The International Crimes Tribunal of Bangladesh (ICT) sentenced this Monday death penalty to the former Bangladeshi prime minister Sheikh Hasina for considering her guilty of crimes against humanity during the violent repression of the student protests that took place in 2024 and that forced his resignation and exile.
“The accused Sheikh Hasina committed crimes against humanity,” said Judge Golam Mortuza Mozumder, according to the live broadcast of Bangladesh television network BTV. The court has claimed to have found evidence that the former president had given the direct order to use force to repress the mobilizations.
Hasina remains exiled in India since his resignation following the protests, in which about 1,500 people diedaccording to a report published by the United Nations.
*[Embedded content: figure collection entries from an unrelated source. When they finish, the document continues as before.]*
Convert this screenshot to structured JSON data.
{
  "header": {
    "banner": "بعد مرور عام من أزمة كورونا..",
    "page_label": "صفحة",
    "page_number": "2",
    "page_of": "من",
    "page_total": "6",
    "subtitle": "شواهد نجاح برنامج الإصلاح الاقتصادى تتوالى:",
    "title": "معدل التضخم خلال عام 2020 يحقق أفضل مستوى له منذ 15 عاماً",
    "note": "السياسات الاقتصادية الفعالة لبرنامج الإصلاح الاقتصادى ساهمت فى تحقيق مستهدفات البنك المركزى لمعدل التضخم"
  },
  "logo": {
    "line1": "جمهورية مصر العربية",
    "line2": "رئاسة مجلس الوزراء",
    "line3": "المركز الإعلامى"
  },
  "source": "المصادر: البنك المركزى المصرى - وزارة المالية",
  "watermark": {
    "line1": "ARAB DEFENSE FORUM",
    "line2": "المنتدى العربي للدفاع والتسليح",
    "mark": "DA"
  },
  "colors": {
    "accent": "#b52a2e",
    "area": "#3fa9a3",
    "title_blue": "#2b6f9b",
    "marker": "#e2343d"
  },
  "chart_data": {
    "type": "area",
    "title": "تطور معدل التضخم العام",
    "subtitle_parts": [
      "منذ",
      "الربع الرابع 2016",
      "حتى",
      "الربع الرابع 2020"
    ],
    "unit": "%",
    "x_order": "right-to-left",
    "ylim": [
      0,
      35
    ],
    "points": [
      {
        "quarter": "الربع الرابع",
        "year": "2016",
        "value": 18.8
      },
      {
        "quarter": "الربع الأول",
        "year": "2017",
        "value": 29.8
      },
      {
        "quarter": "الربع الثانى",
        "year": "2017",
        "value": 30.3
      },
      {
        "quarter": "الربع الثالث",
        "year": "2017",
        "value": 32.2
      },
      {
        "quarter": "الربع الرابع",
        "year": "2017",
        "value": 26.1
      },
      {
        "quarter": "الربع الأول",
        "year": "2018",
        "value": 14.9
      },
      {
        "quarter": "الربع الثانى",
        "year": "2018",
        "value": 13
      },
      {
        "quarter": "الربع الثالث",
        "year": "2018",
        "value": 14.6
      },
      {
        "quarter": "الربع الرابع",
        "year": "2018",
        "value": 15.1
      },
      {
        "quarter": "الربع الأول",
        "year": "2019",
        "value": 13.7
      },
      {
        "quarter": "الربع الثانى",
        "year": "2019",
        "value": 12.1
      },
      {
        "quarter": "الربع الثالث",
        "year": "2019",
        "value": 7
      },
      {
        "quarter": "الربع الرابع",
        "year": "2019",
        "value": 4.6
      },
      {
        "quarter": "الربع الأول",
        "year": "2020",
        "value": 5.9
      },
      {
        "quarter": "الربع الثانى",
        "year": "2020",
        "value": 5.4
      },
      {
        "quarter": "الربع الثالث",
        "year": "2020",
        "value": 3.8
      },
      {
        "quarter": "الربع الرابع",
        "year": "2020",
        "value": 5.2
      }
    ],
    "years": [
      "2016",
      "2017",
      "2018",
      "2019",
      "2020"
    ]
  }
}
The former president denounced that her sentence responds to “political persecution” directed by the interim government of Muhammad Yunus, which has already requested extradition from New Delhi.
Riots in Bangladesh after the death sentence of the former prime minister.
Reuters
The ruling marks the most drastic legal action against a former Bangladeshi leader in decades and comes few months before the parliamentary elections scheduled for early February. Hasina’s party, the Awami League, is prohibited from running in these elections.
The ICT was surrounded by strong security controls, including Bangladeshi Army troopsafter on Sunday the Supreme Court of Bangladesh requested its deployment around the court that is trying the former president.

Bangladesh’s ICT is a domestic court established in 2009 to investigate and prosecute people accused of genocide, crimes against humanity, war crimes and other crimes under international law. In June, he filed charges against Hasina through the Prosecutor’s Office.
Torture and humiliation
After reading the sentence, There were cheers and applause in the room.. The ruling can be appealed to the Supreme Court, although Hasina’s son has told Reuters that an appeal is not expected unless the new democratic government that takes power has the participation of the Awami League.
Hasina, who had rejected the accusations and denounced the impartiality of the judicial process, was represented by a court-appointed lawyer. The former president, after hearing the ruling, stated that the sentence was based on “political motivations”. “We lost control of the situation but what happened cannot be defined as a premeditated assault on citizens,” he defended.
Members of the Bangladeshi Army in front of the court that tried Hasina.
Reuters
According to the Bangladeshi Prosecutor’s Office, more than 1,500 people died in the mass protests of 2024, more than 25,000 were injured and an unknown number were subjected to torture and humiliation during the uprising by the authorities led by Hasina.
The protests, initially led by a group of students against a controversial employment quota system intended for descendants of former combatants during the 1971 war of independence, they were initially peaceful, but were soon harshly repressed by the forces commanded by Hasina
The then prime minister resigned on August 5 and fled to India, where she has remained since then, although her exact whereabouts in this country are unknown.